Artificial intelligence developed to model written language can be utilized to predict events in people’s lives. A research project from DTU, University of Copenhagen, ITU, and Northeastern University in the US shows that if you use large amounts of data about people’s lives and train so-called ‘transformer models’, which (like ChatGPT) are used to process language, they can systematically organize the data and predict what will happen in a person’s life and even estimate the time of death.
In a new scientific article, ‘Using Sequences of Life-events to Predict Human Lives’, published in Nature Computational Science, researchers have analyzed health data and attachment to the labour market for 6 million Danes in a model dubbed life2vec. After the model has been trained in an initial phase, i.e., learned the patterns in the data, it has been shown to outperform other advanced neural networks (see fact box) and predict outcomes such as personality and time of death with high accuracy.
“We used the model to address the fundamental question: to what extent can we predict events in your future based on conditions and events in your past? Scientifically, what is exciting for us is not so much the prediction itself, but the aspects of data that enable the model to provide such precise answers,” says Sune Lehmann, professor at DTU and first author of the article.
Predictions of time of death
The predictions from Life2vec are answers to general questions such as: ‘death within four years’? When the researchers analyze the model’s responses, the results are consistent with existing findings within the social sciences; for example, all things being equal, individuals in a leadership position or with a high income are more likely to survive, while being male, skilled or having a mental diagnosis is associated with a higher risk of dying. Life2vec encodes the data in a large system of vectors, a mathematical structure that organizes the different data. The model decides where to place data on the time of birth, schooling, education, salary, housing and health.
“What’s exciting is to consider human life as a long sequence of events, similar to how a sentence in a language consists of a series of words. This is usually the type of task for which transformer models in AI are used, but in our experiments we use them to analyze what we call life sequences, i.e., events that have happened in human life,” says Sune Lehmann.
Raising ethical questions
The researchers behind the article point out that ethical questions surround the life2vec model, such as protecting sensitive data, privacy, and the role of bias in data. These challenges must be understood more deeply before the model can be used, for example, to assess an individual’s risk of contracting a disease or other preventable life events.
“The model opens up important positive and negative perspectives to discuss and address politically. Similar technologies for predicting life events and human behaviour are already used today inside tech companies that, for example, track our behaviour on social networks, profile us extremely accurately, and use these profiles to predict our behaviour and influence us. This discussion needs to be part of the democratic conversation so that we consider where technology is taking us and whether this is a development we want,” says Sune Lehmann.
According to the researchers, the next step would be to incorporate other types of information, such as text and images or information about our social connections. This use of data opens up a whole new interaction between social and health sciences.
The research project
The research project ‘Using Sequences of Life-events to Predict Human Lives’ is based on labour market data and data from the National Patient Registry (LPR) and Statistics Denmark.
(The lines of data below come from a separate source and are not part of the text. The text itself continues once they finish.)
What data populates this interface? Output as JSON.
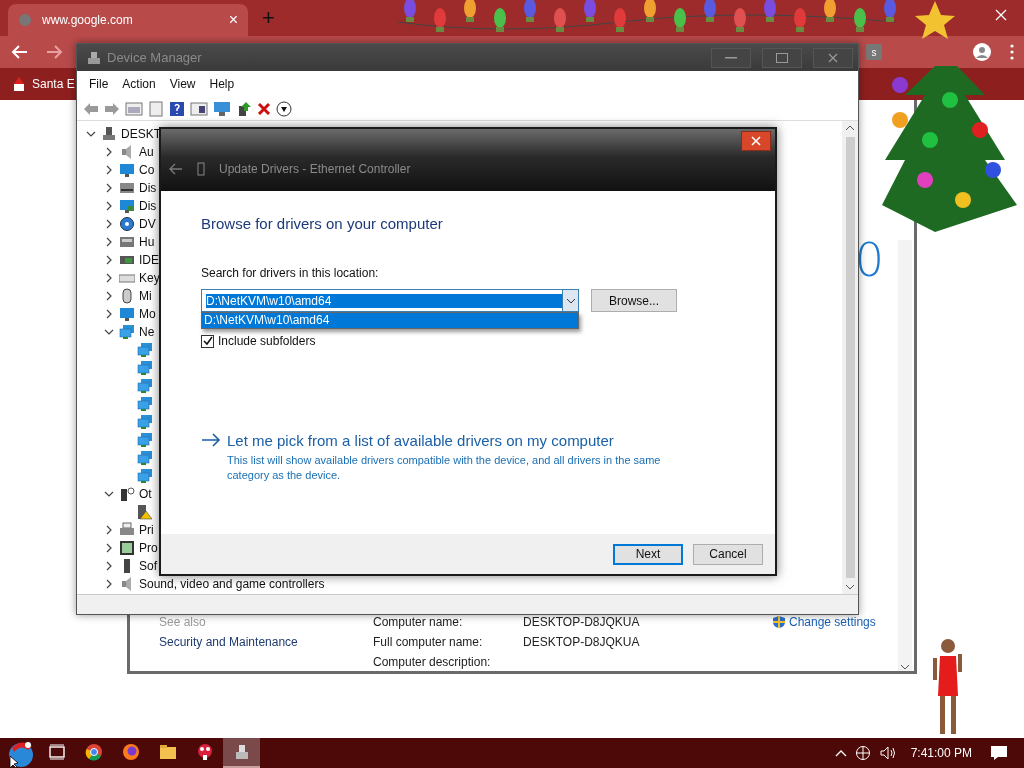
{
  "browser": {
    "tab_title": "www.google.com",
    "tab_close": "×",
    "new_tab": "+",
    "bookmark": "Santa E",
    "extension": "s"
  },
  "system_window": {
    "logo_fragment": "0",
    "see_also": "See also",
    "links": [
      "Security and Maintenance"
    ],
    "change_settings": "Change settings",
    "fields": [
      {
        "label": "Computer name:",
        "value": "DESKTOP-D8JQKUA"
      },
      {
        "label": "Full computer name:",
        "value": "DESKTOP-D8JQKUA"
      },
      {
        "label": "Computer description:"
      }
    ]
  },
  "device_manager": {
    "title": "Device Manager",
    "menu": [
      "File",
      "Action",
      "View",
      "Help"
    ],
    "tree": {
      "label": "DESKT",
      "kind": "root",
      "expanded": true,
      "children": [
        {
          "label": "Au",
          "kind": "audio",
          "expanded": false
        },
        {
          "label": "Co",
          "kind": "computer",
          "expanded": false
        },
        {
          "label": "Dis",
          "kind": "disk",
          "expanded": false
        },
        {
          "label": "Dis",
          "kind": "display",
          "expanded": false
        },
        {
          "label": "DV",
          "kind": "dvd",
          "expanded": false
        },
        {
          "label": "Hu",
          "kind": "hid",
          "expanded": false
        },
        {
          "label": "IDE",
          "kind": "ide",
          "expanded": false
        },
        {
          "label": "Key",
          "kind": "keyboard",
          "expanded": false
        },
        {
          "label": "Mi",
          "kind": "mouse",
          "expanded": false
        },
        {
          "label": "Mo",
          "kind": "monitor",
          "expanded": false
        },
        {
          "label": "Ne",
          "kind": "network",
          "expanded": true,
          "children": [
            {
              "kind": "network"
            },
            {
              "kind": "network"
            },
            {
              "kind": "network"
            },
            {
              "kind": "network"
            },
            {
              "kind": "network"
            },
            {
              "kind": "network"
            },
            {
              "kind": "network"
            },
            {
              "kind": "network"
            }
          ]
        },
        {
          "label": "Ot",
          "kind": "other",
          "expanded": true,
          "children": [
            {
              "kind": "warning"
            }
          ]
        },
        {
          "label": "Pri",
          "kind": "printer",
          "expanded": false
        },
        {
          "label": "Pro",
          "kind": "processor",
          "expanded": false
        },
        {
          "label": "Sof",
          "kind": "software",
          "expanded": false
        },
        {
          "label": "Sound, video and game controllers",
          "kind": "audio",
          "expanded": false
        }
      ]
    }
  },
  "dialog": {
    "title": "Update Drivers - Ethernet Controller",
    "heading": "Browse for drivers on your computer",
    "location_label": "Search for drivers in this location:",
    "location_value": "D:\\NetKVM\\w10\\amd64",
    "dropdown_items": [
      {
        "label": "D:\\NetKVM\\w10\\amd64",
        "selected": true
      }
    ],
    "browse": "Browse...",
    "include_subfolders": {
      "label": "Include subfolders",
      "checked": true
    },
    "pick_link": "Let me pick from a list of available drivers on my computer",
    "pick_description": "This list will show available drivers compatible with the device, and all drivers in the same category as the device.",
    "buttons": [
      {
        "label": "Next",
        "default": true
      },
      {
        "label": "Cancel",
        "default": false
      }
    ]
  },
  "taskbar": {
    "apps": [
      {
        "kind": "taskview",
        "active": false
      },
      {
        "kind": "chrome",
        "active": false
      },
      {
        "kind": "firefox",
        "active": false
      },
      {
        "kind": "explorer",
        "active": false
      },
      {
        "kind": "redapp",
        "active": false
      },
      {
        "kind": "devmgr",
        "active": true
      }
    ],
    "clock": "7:41:00 PM"
  }
}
The dataset includes all 6 million Danes and contains information on income, salary, stipend, job type, industry, social benefits, etc. The health dataset includes records of visits to healthcare professionals or hospitals, diagnosis, patient type and degree of urgency. The dataset spans from 2008 to 2020, but in several analyses, researchers focus on the 2008-2016 period and an age-restricted subset of individuals.
Transformer model
A transformer model is an AI, deep learning data architecture used to learn about language and other tasks. The models can be trained to understand and generate language. The transformer model is designed to be faster and more efficient than previous models and is often used to train large language models on large datasets.
Neural networks
A neural network is a computer model inspired by the brain and nervous system of humans and animals. There are many different types of neural networks (e.g. transformer models). Like the brain, a neural network is made up of artificial neurons. These neurons are connected and can send signals to each other. Each neuron receives input from other neurons and then calculates an output passed on to other neurons. A neural network can learn to solve tasks by training on large amounts of data. Neural networks rely on training data to learn and improve their accuracy over time. But once these learning algorithms are fine-tuned for accuracy, they are potent tools in computer science and artificial intelligence that allow us to classify and group data at high speed. One of the most well-known neural networks is Google’s search algorithm.